Feds earn qualified praise on security
- By Diane Frank
- Jun 02, 2003
Fiscal 2002 GISRA report
For the first time, agencies have been able to show that they have improved their information security practices, but they should not be complacent, experts said, because there is still a long way to go.
In fiscal 2002, agencies made measurable progress on the significant problem areas identified by the Office of Management and Budget the year before, such as a lack of ways to measure how an agency secures its systems and the failure to include security measures when developing systems.
However, agencies still have a long way to go, according to the report dated May 16. For instance, the number of systems with a security plan increased by more than 20 percent — a significant increase, but still far from the 100 percent requirement.
Yet just being able to measure progress is a big step, said Marianne Swanson, a computer specialist in the National Institute of Standards and Technology's Computer Security Division. Swanson heads the team that developed the Automated Security Self-Evaluation Tool (ASSET), which many agencies are using to perform the annual evaluations required by the Government Information Security Reform Act of 2000.
The most recent data is the last report under GISRA. From now on, agency security efforts will be outlined in GISRA's follow-on legislation, the Federal Information Security Management Act of 2002 (FISMA), which passed as part of the E-Government Act.
OMB highlighted ASSET for playing "an important role" in helping agencies through the collection of these and other metrics. The tool will be tweaked to enhance its reporting capabilities, but there will be no major changes for the fiscal 2003 process, Swanson said.
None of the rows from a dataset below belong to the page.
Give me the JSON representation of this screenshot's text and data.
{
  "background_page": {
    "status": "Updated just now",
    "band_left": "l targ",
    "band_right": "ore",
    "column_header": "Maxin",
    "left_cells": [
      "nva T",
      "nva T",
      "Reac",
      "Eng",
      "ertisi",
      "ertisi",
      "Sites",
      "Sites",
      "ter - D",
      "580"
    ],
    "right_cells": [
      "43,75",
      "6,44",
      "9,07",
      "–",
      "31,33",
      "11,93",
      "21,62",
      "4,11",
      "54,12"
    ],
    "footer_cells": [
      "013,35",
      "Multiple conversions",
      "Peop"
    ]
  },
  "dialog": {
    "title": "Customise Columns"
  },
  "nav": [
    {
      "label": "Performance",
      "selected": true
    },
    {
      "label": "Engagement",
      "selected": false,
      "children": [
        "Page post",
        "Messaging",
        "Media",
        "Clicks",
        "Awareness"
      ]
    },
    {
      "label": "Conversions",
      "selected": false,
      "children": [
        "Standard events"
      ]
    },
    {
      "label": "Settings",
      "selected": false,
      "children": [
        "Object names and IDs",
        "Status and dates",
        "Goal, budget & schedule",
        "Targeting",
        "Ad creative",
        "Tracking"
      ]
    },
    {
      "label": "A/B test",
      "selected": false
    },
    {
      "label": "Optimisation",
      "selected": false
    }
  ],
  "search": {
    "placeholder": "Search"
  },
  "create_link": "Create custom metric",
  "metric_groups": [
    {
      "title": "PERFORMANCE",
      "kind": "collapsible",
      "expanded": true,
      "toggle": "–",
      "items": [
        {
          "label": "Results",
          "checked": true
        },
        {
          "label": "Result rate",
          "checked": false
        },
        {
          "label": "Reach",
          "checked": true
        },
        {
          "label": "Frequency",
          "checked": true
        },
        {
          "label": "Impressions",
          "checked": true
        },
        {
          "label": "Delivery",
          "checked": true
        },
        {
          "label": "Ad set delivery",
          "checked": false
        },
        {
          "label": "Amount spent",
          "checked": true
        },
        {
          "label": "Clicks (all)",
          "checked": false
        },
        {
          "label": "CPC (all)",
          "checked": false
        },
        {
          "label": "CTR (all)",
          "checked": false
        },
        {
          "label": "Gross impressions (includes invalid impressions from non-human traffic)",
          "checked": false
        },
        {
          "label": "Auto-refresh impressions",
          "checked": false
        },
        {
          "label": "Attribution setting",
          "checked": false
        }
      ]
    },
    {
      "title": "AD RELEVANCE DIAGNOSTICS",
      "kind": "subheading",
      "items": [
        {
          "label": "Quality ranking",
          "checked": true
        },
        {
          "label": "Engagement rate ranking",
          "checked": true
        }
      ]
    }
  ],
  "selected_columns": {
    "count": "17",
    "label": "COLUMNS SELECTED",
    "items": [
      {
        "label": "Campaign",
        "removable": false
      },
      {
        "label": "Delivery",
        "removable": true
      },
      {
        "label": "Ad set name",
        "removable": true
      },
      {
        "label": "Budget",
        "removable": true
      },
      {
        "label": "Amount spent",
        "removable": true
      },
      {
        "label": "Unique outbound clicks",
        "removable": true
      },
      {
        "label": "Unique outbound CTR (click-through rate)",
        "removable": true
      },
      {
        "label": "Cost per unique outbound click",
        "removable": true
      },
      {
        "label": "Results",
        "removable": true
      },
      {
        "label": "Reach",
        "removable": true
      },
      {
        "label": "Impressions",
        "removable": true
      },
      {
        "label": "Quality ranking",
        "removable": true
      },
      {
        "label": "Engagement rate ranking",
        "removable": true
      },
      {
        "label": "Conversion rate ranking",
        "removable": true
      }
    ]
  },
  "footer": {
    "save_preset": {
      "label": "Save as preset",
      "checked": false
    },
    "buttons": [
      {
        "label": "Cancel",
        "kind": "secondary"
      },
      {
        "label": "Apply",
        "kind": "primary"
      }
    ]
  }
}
"As the questions stay the same each year, then you're actually able to map progress or lack of progress at each agency in specific areas," she said.
However, measurements and progress only make a difference if they actually improve agency security, not if they are boxes officials check off to satisfy OMB, said Alan Paller, director of research at the SANS Institute, an information security education and consulting organization.
Tracking how many systems are authorized to proceed after being certified and accredited is a good metric only if everyone is using the same standards, which agencies aren't doing for many areas of security, Paller said.
"You've got a circular system where you're testing for compliance, but you're not specifying what they should be doing," he said.
GISRA has helped raise awareness of security issues, and OMB is continuing the push by including security as a make-or-break point on information technology investments, one civilian agency official said. But it is still sometimes a struggle to get officials agencywide to understand the importance of investing in full security practices, not just solutions, the official said.
NIST is developing new security baseline requirements and guidelines for agencies that will require agencies to assess a system depending on the risks that system faces. The guidelines are mandated under FISMA and are a significant change to the metrics that agencies now use and to the questions they must address when using ASSET, Swanson said.